Confessions of a Movie Slut

in the year 2006, our heroine embarks on her most treacherous challenge yet-to lead a decent life despite the insanity and pressures that come with academia. she pursues honours in english though her thesis is on film. an opportunity to prove to herself that she can think. and actually think hard. will she finally transcend the ways of the fuckwit to become a competent person? will she be able to watch all those movies without growing a tumour or becoming catatonic? stay tuned.

Tuesday, February 10, 2004

The Cheeky Monkey Turns 4

my younger niece, sabrina, was notoriously known as samseng dari kampung dusun (the gangster from a rustic village). she hasn't quite shed that tag yet (she still packs a mean punch...literally!) but she has also grown into a charming young lady of 4. she loves the colour orange, she likes to sit quietly in the car and watch the scenery as it passes by, she loves music and dancing, she's independent, she works outside the system (she had refused to participate in a colouring activity despite consistent cajoling from her teacher and she had to sit in the 'naughty chair' during the first week of kindergarten), she has a cheeky sense of humour, she has finally perfected her funny-walk and she's my no. 1 fan despite me being a bad aunt.

so here's to sabbie- my personal bodyguard, family clown and loving niece.

The Melancholic Film

ady and i went to catch last life in the universe yesterday and i was kinda looking forward to it. it's been a while since i've watched a film made in asia by asian film makers and with how january went, i'm almost euro-saturated. ALMOST. it also seemed to match my mood. moreover, i've heard of its healthy run at last year's venice film fest. the film's an interesting watch although i feel that the director overdoes it sometimes when he tries to portray poignancy- but still not as bad as what tom tykwer did for heaven (now that really put me off!). i really enjoyed sinitta boonyasak's performance as the aggressive tough cookie, noi, who lost her sister and develops a friendship with kenji, the film's other protagonist. there're some abstract elements in the plot that ady and i have yet to figure out. we didn't come to a precise conclusion after discussing it some, although i have a theory but it seems a bit of a stretch... ok, a lot of a stretch. i shall ponder further...


Retail Therapy

arfah and art talked to me during my time of pain and brood (read previous entry). surround yourself with positive things, arfah had sensibly suggested. i kinda snatched and nursed that advice in my own warped world of interpretation... so i started BUYING the positive things to surround myself with. i forked out about 38 smackeroos at kino yesterday to buy a.s byatt's little black book of stories- a novel consisting of 5 short stories. my mum helped pay a percentage of a pair of shoes i wanted this morning and my dad got me the lord of the rings: the fellowship of the ring extended edition 4 disc-set dvd!!!!! *rabid* i've got the two towers already so... i just haveta wait for the return of the king. ehehehe. buying me things eh... i smell guilt!!!

Attacked and Hounded

whoever was out in town yesterday... were you attacked by Andersen Ice Cream's droids? first a middle-aged man intercepted my route to kino and launched into a rehearsed explaination about the coupons he was selling. remembering how i had to go around asking people to help me complete survey forms recently, i politely declined and told him i was in a hurry (which was true) but he was persistent... he tried the age-old tactic of breaking the ice. he asked if i was a student and where i was studying. i told him uwa as i walked away and he followed. sensing that he's already losing me fast, he blurted, "miss you're very beautiful."*that desperate huh??* to resort to arse-kissing. i stopped, looked at him straight in the eye and apologetically told him that i really had to go. he said thanks and let me off. phew.
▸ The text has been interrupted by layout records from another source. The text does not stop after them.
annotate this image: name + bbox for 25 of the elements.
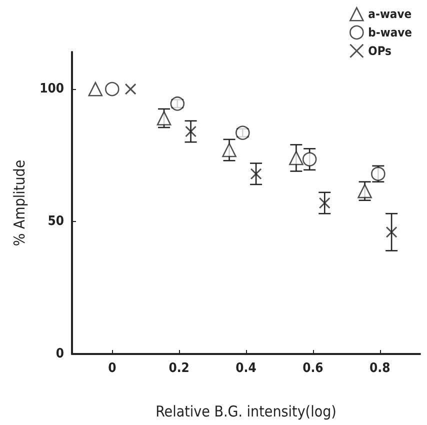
y-tick-label: 50 [48, 214, 64, 230]
point [222, 142, 236, 158]
y-tick-label: 0 [56, 346, 64, 362]
point [105, 82, 120, 96]
point [302, 152, 317, 166]
y-tick-label: 100 [40, 82, 64, 97]
x-tick-label: 0.6 [302, 361, 324, 376]
x-tick-label: 0 [108, 361, 116, 376]
point [156, 111, 172, 126]
legend-label: OPs [368, 44, 392, 58]
y-axis-title: % Amplitude [10, 160, 28, 246]
point [124, 83, 136, 95]
point [88, 82, 103, 96]
legend-label: a-wave [368, 7, 412, 22]
point [250, 168, 262, 180]
point [386, 226, 398, 238]
x-axis-title: Relative B.G. intensity(log) [156, 402, 336, 420]
x-tick-label: 0.2 [168, 361, 190, 376]
x-tick-label: 0.8 [369, 361, 390, 376]
point [185, 126, 197, 138]
legend-label: b-wave [368, 25, 412, 40]
x-tick-label: 0.4 [236, 361, 256, 376]
point [289, 150, 304, 166]
point [318, 197, 330, 209]
point [358, 184, 372, 198]
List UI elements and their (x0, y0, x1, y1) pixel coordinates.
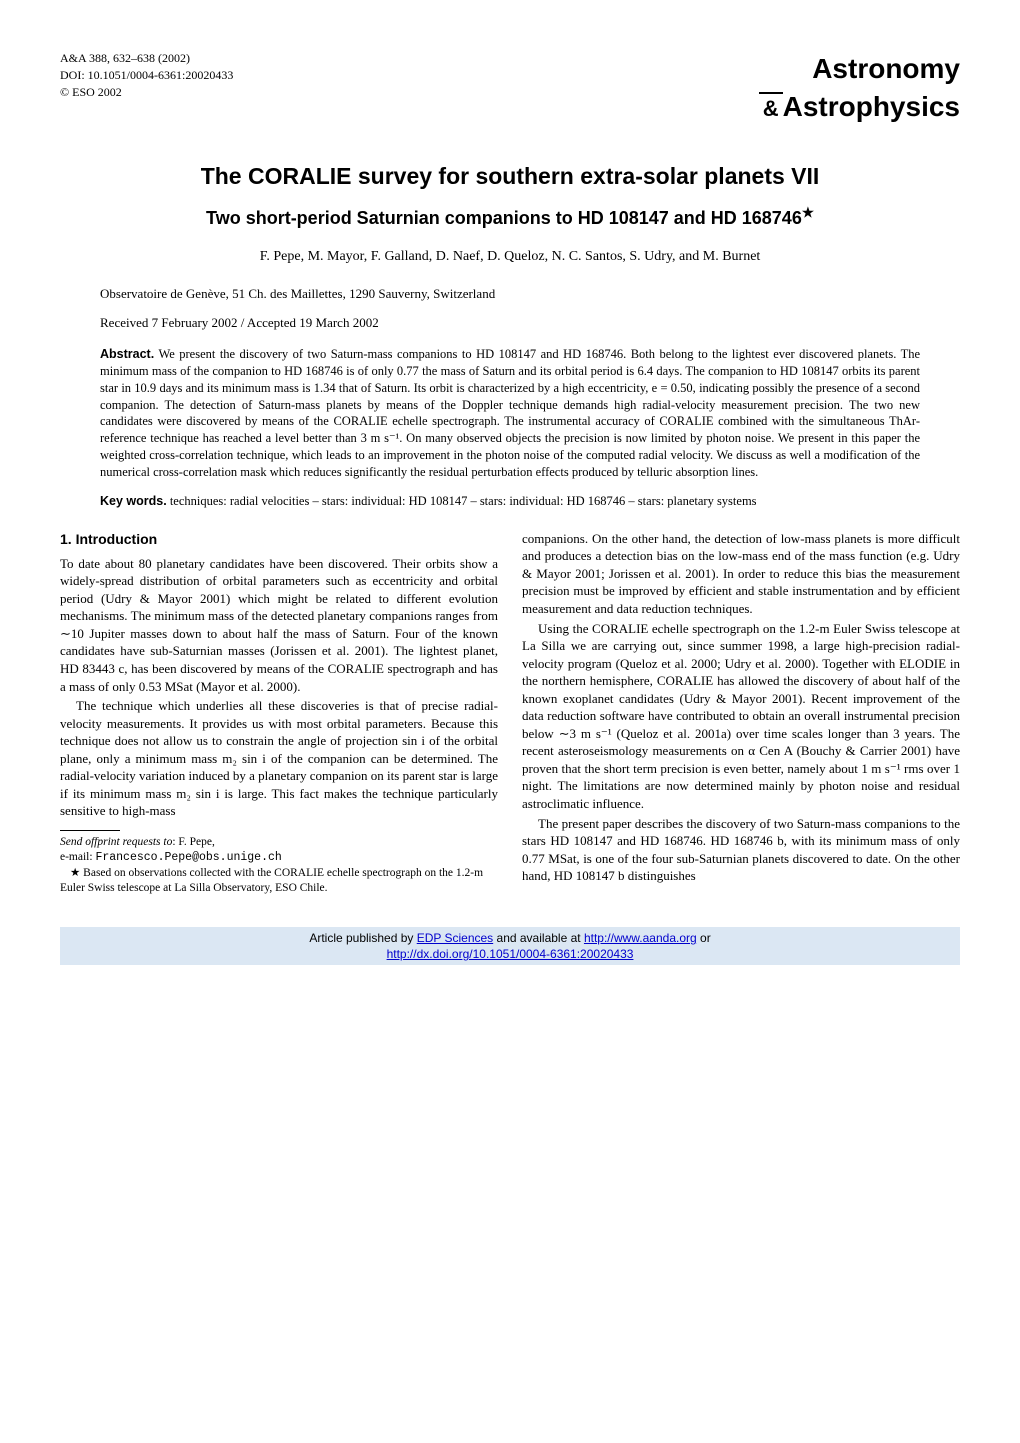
email-label: e-mail: (60, 851, 95, 863)
keywords: Key words. techniques: radial velocities… (100, 493, 920, 510)
paper-title: The CORALIE survey for southern extra-so… (60, 161, 960, 192)
body-columns: 1. Introduction To date about 80 planeta… (60, 530, 960, 897)
doi: DOI: 10.1051/0004-6361:20020433 (60, 67, 233, 84)
email-footnote: e-mail: Francesco.Pepe@obs.unige.ch (60, 850, 498, 866)
section-heading-introduction: 1. Introduction (60, 530, 498, 549)
intro-paragraph-4: Using the CORALIE echelle spectrograph o… (522, 620, 960, 813)
journal-reference-block: A&A 388, 632–638 (2002) DOI: 10.1051/000… (60, 50, 233, 100)
offprint-label: Send offprint requests to (60, 836, 172, 848)
copyright: © ESO 2002 (60, 84, 233, 101)
logo-ampersand: & (759, 92, 783, 124)
footer-link-aanda[interactable]: http://www.aanda.org (584, 931, 697, 945)
footer-link-doi[interactable]: http://dx.doi.org/10.1051/0004-6361:2002… (387, 947, 634, 961)
footer-text-mid: and available at (497, 931, 584, 945)
keywords-label: Key words. (100, 494, 167, 508)
logo-text-astronomy: Astronomy (759, 50, 960, 88)
right-column: companions. On the other hand, the detec… (522, 530, 960, 897)
footer-text-prefix: Article published by (309, 931, 416, 945)
journal-logo: Astronomy & Astrophysics (759, 50, 960, 126)
footer-text-suffix: or (700, 931, 711, 945)
subtitle-star-icon: ★ (802, 205, 814, 220)
footer-link-edp[interactable]: EDP Sciences (417, 931, 493, 945)
email-address: Francesco.Pepe@obs.unige.ch (95, 851, 281, 864)
abstract-label: Abstract. (100, 347, 154, 361)
star-footnote: ★ Based on observations collected with t… (60, 866, 498, 897)
logo-text-astrophysics: Astrophysics (783, 88, 960, 126)
journal-reference: A&A 388, 632–638 (2002) (60, 50, 233, 67)
author-list: F. Pepe, M. Mayor, F. Galland, D. Naef, … (60, 248, 960, 267)
received-accepted-dates: Received 7 February 2002 / Accepted 19 M… (60, 314, 960, 332)
intro-paragraph-5: The present paper describes the discover… (522, 815, 960, 885)
footnote-block: Send offprint requests to: F. Pepe, e-ma… (60, 835, 498, 897)
subtitle-text: Two short-period Saturnian companions to… (206, 208, 802, 228)
abstract: Abstract. We present the discovery of tw… (100, 346, 920, 481)
offprint-footnote: Send offprint requests to: F. Pepe, (60, 835, 498, 851)
intro-paragraph-3: companions. On the other hand, the detec… (522, 530, 960, 618)
footer-bar: Article published by EDP Sciences and av… (60, 927, 960, 965)
paper-subtitle: Two short-period Saturnian companions to… (60, 204, 960, 230)
footnote-separator (60, 830, 120, 831)
left-column: 1. Introduction To date about 80 planeta… (60, 530, 498, 897)
abstract-text: We present the discovery of two Saturn-m… (100, 347, 920, 479)
affiliation: Observatoire de Genève, 51 Ch. des Maill… (60, 285, 960, 303)
keywords-text: techniques: radial velocities – stars: i… (170, 494, 757, 508)
logo-line-two: & Astrophysics (759, 88, 960, 126)
intro-paragraph-2: The technique which underlies all these … (60, 697, 498, 820)
page-header: A&A 388, 632–638 (2002) DOI: 10.1051/000… (60, 50, 960, 126)
offprint-name: : F. Pepe, (172, 836, 215, 848)
intro-paragraph-1: To date about 80 planetary candidates ha… (60, 555, 498, 695)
ady and i were assailed again by another andersen droid, this time a girl who popped out of nowhere (like one of 'em dinos in jurassic park) and rattled off her sales pitch at 1000 miles an hour. we declined but she had this faraway look her eyes and she was completely unfazed by our refusal. she just continued to talk and talk and talk about the coupons despite ady telling her, "no thanks" umpteen times. seeing as how that didn't work too well, we decided to ignore her and walked away... but she tailed us, still prattling on about those darned coupons. i desperately didn't want to be rude although my patience was wearing thin, so i turned around, looked at her and said with finality, "sorry but no thank you" and we crossed the road. mercifully the pedestrian lights turned green at that exact moment. it was freaky... it's like she was automated or something and there was no way we could turn her off.

i understand that they're trying to make a living of some sort but sales ethics 101: don't hound people who decline. i had to do something like that before and my superiors had listed down the dos and don'ts of making a sale. aggressively insisting that the product be bought by a customer who has already made it clear that he or she is not interested, is a definitive no-no.

americano idolo tonight! more trash on tv. hoorah!